A teacher friend, David Lee Morgan Jr., said he’s eager to return to the classroom, but he’s anxious about safety. He teaches English and journalism at Massillon Washington High School in Stark County. Morgan worries about bringing the virus home to his wife, Jill, whose immune system is compromised because of multiple sclerosis.

“My wife could be affected by me being affected,” he said. “I have to worry about what precautions are being taken.”

He’s also concerned about his students. Remote learning doesn’t give kids what they need educationally, socially or emotionally. 

“Speaking for me and other teachers, we love our kids,” he said. “I have kids coming to my class to eat lunch with me, and we just have conversation.

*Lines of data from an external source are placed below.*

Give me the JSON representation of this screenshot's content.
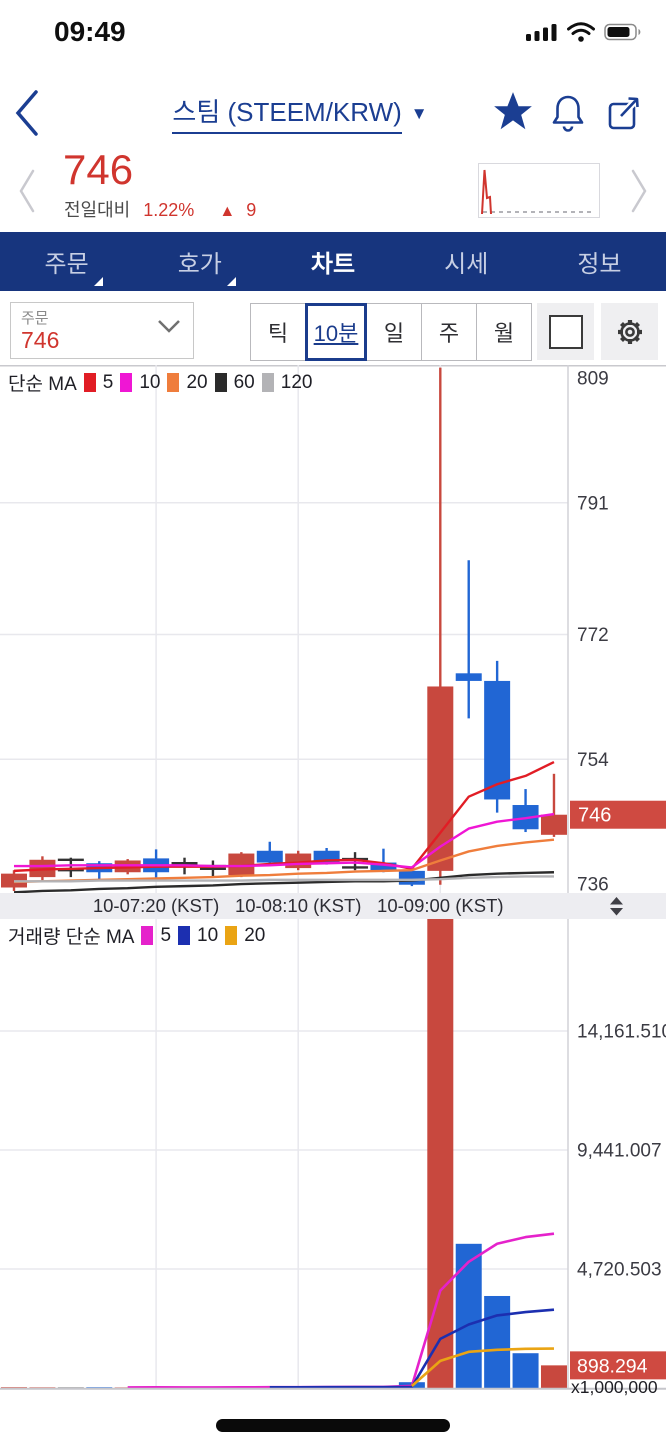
{
  "status_bar": {
    "time": "09:49"
  },
  "header": {
    "title": "스팀 (STEEM/KRW)",
    "caret": "▼"
  },
  "price_summary": {
    "price": "746",
    "change_label": "전일대비",
    "change_pct": "1.22%",
    "arrow": "▲",
    "change_amount": "9"
  },
  "nav": {
    "items": [
      {
        "label": "주문",
        "has_sub": true
      },
      {
        "label": "호가",
        "has_sub": true
      },
      {
        "label": "차트",
        "active": true
      },
      {
        "label": "시세"
      },
      {
        "label": "정보"
      }
    ]
  },
  "toolbar": {
    "order_label": "주문",
    "order_value": "746",
    "intervals": [
      "틱",
      "10분",
      "일",
      "주",
      "월"
    ],
    "selected_interval": "10분"
  },
  "price_legend": {
    "title": "단순 MA",
    "items": [
      {
        "label": "5",
        "color": "#e11d25"
      },
      {
        "label": "10",
        "color": "#ef16d4"
      },
      {
        "label": "20",
        "color": "#ef7d3c"
      },
      {
        "label": "60",
        "color": "#2b2b2b"
      },
      {
        "label": "120",
        "color": "#b3b3b6"
      }
    ]
  },
  "volume_legend": {
    "title": "거래량 단순 MA",
    "items": [
      {
        "label": "5",
        "color": "#e522cb"
      },
      {
        "label": "10",
        "color": "#1c2fb0"
      },
      {
        "label": "20",
        "color": "#eaa414"
      }
    ]
  },
  "chart_data": {
    "type": "candlestick_with_volume",
    "interval": "10분",
    "colors": {
      "up": "#c8483e",
      "down": "#2166d4",
      "even": "#333333",
      "badge": "#cf4a41",
      "grid": "#e8e8ed",
      "axis": "#d2d2d7"
    },
    "x_axis": {
      "labels": [
        {
          "index": 5,
          "text": "10-07:20 (KST)"
        },
        {
          "index": 10,
          "text": "10-08:10 (KST)"
        },
        {
          "index": 15,
          "text": "10-09:00 (KST)"
        }
      ]
    },
    "price_pane": {
      "y_ticks": [
        {
          "label": "809",
          "value": 809
        },
        {
          "label": "791",
          "value": 791
        },
        {
          "label": "772",
          "value": 772
        },
        {
          "label": "754",
          "value": 754
        },
        {
          "label": "736",
          "value": 736
        }
      ],
      "current_price": 746,
      "current_price_label": "746",
      "ma_series": [
        {
          "name": "MA5",
          "color": "#e11d25",
          "values": [
            737.9,
            738.1,
            738.2,
            738.3,
            738.4,
            738.5,
            738.5,
            738.5,
            738.6,
            738.9,
            739.1,
            739.4,
            739.5,
            739.0,
            738.2,
            743.4,
            748.6,
            750.4,
            751.6,
            753.6
          ]
        },
        {
          "name": "MA10",
          "color": "#ef16d4",
          "values": [
            738.6,
            738.6,
            738.7,
            738.7,
            738.7,
            738.7,
            738.7,
            738.6,
            738.6,
            738.7,
            738.9,
            739.0,
            739.1,
            738.8,
            738.4,
            741.4,
            744.0,
            745.0,
            745.5,
            746.1
          ]
        },
        {
          "name": "MA20",
          "color": "#ef7d3c",
          "values": [
            736.3,
            736.4,
            736.5,
            736.6,
            736.7,
            736.8,
            736.9,
            737.0,
            737.2,
            737.3,
            737.5,
            737.6,
            737.8,
            737.9,
            738.0,
            739.4,
            740.7,
            741.5,
            742.0,
            742.4
          ]
        },
        {
          "name": "MA60",
          "color": "#2b2b2b",
          "values": [
            734.8,
            735.0,
            735.1,
            735.3,
            735.4,
            735.6,
            735.7,
            735.8,
            736.0,
            736.1,
            736.2,
            736.3,
            736.4,
            736.4,
            736.5,
            736.9,
            737.3,
            737.5,
            737.6,
            737.7
          ]
        },
        {
          "name": "MA120",
          "color": "#b3b3b6",
          "values": [
            736.4,
            736.4,
            736.4,
            736.5,
            736.5,
            736.5,
            736.5,
            736.5,
            736.5,
            736.6,
            736.6,
            736.6,
            736.6,
            736.6,
            736.6,
            736.7,
            736.9,
            737.0,
            737.1,
            737.1
          ]
        }
      ]
    },
    "volume_pane": {
      "unit_label": "x1,000,000",
      "y_ticks": [
        {
          "label": "14,161.510",
          "value": 14161.51
        },
        {
          "label": "9,441.007",
          "value": 9441.007
        },
        {
          "label": "4,720.503",
          "value": 4720.503
        }
      ],
      "current_volume": 898.294,
      "current_volume_label": "898.294",
      "ma_series": [
        {
          "name": "MA5",
          "color": "#e522cb",
          "values": [
            null,
            null,
            null,
            null,
            25,
            26,
            25,
            24,
            27,
            31,
            34,
            39,
            42,
            45,
            83,
            3863,
            5006,
            5722,
            5986,
            6120
          ]
        },
        {
          "name": "MA10",
          "color": "#1c2fb0",
          "values": [
            null,
            null,
            null,
            null,
            null,
            null,
            null,
            null,
            null,
            28,
            30,
            32,
            32,
            34,
            41,
            1948,
            2519,
            2879,
            3013,
            3106
          ]
        },
        {
          "name": "MA20",
          "color": "#eaa414",
          "values": [
            null,
            null,
            null,
            null,
            null,
            null,
            null,
            null,
            null,
            null,
            null,
            null,
            null,
            null,
            80,
            1075,
            1434,
            1514,
            1554,
            1565
          ]
        }
      ]
    },
    "candles": [
      {
        "o": 735.5,
        "h": 738.0,
        "l": 735.0,
        "c": 737.5,
        "v": 30,
        "dir": "up"
      },
      {
        "o": 737.0,
        "h": 740.0,
        "l": 736.5,
        "c": 739.5,
        "v": 25,
        "dir": "up"
      },
      {
        "o": 739.5,
        "h": 739.8,
        "l": 737.0,
        "c": 738.0,
        "v": 20,
        "dir": "even"
      },
      {
        "o": 739.0,
        "h": 739.3,
        "l": 736.5,
        "c": 737.7,
        "v": 28,
        "dir": "down"
      },
      {
        "o": 737.7,
        "h": 739.6,
        "l": 737.4,
        "c": 739.4,
        "v": 22,
        "dir": "up"
      },
      {
        "o": 739.7,
        "h": 741.0,
        "l": 736.6,
        "c": 737.7,
        "v": 35,
        "dir": "down"
      },
      {
        "o": 739.0,
        "h": 739.8,
        "l": 737.4,
        "c": 738.6,
        "v": 18,
        "dir": "even"
      },
      {
        "o": 738.6,
        "h": 739.4,
        "l": 736.9,
        "c": 738.2,
        "v": 15,
        "dir": "even"
      },
      {
        "o": 737.3,
        "h": 740.6,
        "l": 737.0,
        "c": 740.4,
        "v": 45,
        "dir": "up"
      },
      {
        "o": 740.8,
        "h": 742.1,
        "l": 738.8,
        "c": 739.1,
        "v": 40,
        "dir": "down"
      },
      {
        "o": 738.3,
        "h": 740.8,
        "l": 738.0,
        "c": 740.4,
        "v": 50,
        "dir": "up"
      },
      {
        "o": 740.8,
        "h": 741.2,
        "l": 738.8,
        "c": 739.1,
        "v": 45,
        "dir": "down"
      },
      {
        "o": 739.6,
        "h": 740.6,
        "l": 738.0,
        "c": 738.4,
        "v": 30,
        "dir": "even"
      },
      {
        "o": 739.1,
        "h": 741.1,
        "l": 737.7,
        "c": 737.9,
        "v": 60,
        "dir": "down"
      },
      {
        "o": 737.9,
        "h": 738.1,
        "l": 735.7,
        "c": 735.9,
        "v": 230,
        "dir": "down"
      },
      {
        "o": 737.9,
        "h": 810.5,
        "l": 735.9,
        "c": 764.5,
        "v": 18950,
        "dir": "up"
      },
      {
        "o": 766.4,
        "h": 782.7,
        "l": 759.9,
        "c": 765.3,
        "v": 5720,
        "dir": "down"
      },
      {
        "o": 765.3,
        "h": 768.2,
        "l": 746.3,
        "c": 748.2,
        "v": 3650,
        "dir": "down"
      },
      {
        "o": 747.4,
        "h": 749.7,
        "l": 743.5,
        "c": 743.9,
        "v": 1380,
        "dir": "down"
      },
      {
        "o": 743.1,
        "h": 751.9,
        "l": 742.8,
        "c": 746.0,
        "v": 898.294,
        "dir": "up"
      }
    ]
  }
}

That’s what I miss, that close interaction.”

Many teachers at the start of this week were still waiting to hear what plans are for the school year.

Parents have a right to be hacked off. But don’t take it out your local school officials. If you need someone to scream at, try Ohio House Speaker Larry Householder, (614) 466-2500. 

It was Householder’s caucus that declared the pandemic over in June, and pushed Gov. DeWine to revoke state health orders.

“Ohio smashed the curve long ago,” they wrote in a letter to DeWine. “Mission accomplished!” 

Rep. Candice Keller was among the signers. Last week, she posted on Facebook a photo of her unmasked face outside a Walgreens, bragging about defying Butler County’s mask mandate. “Be brave. Try it. You’ll like it,” she wrote. 

Her selfie oozes with smugness of an overconfident, not-too-bright person. It illustrates perfectly why Ohio is in deep trouble.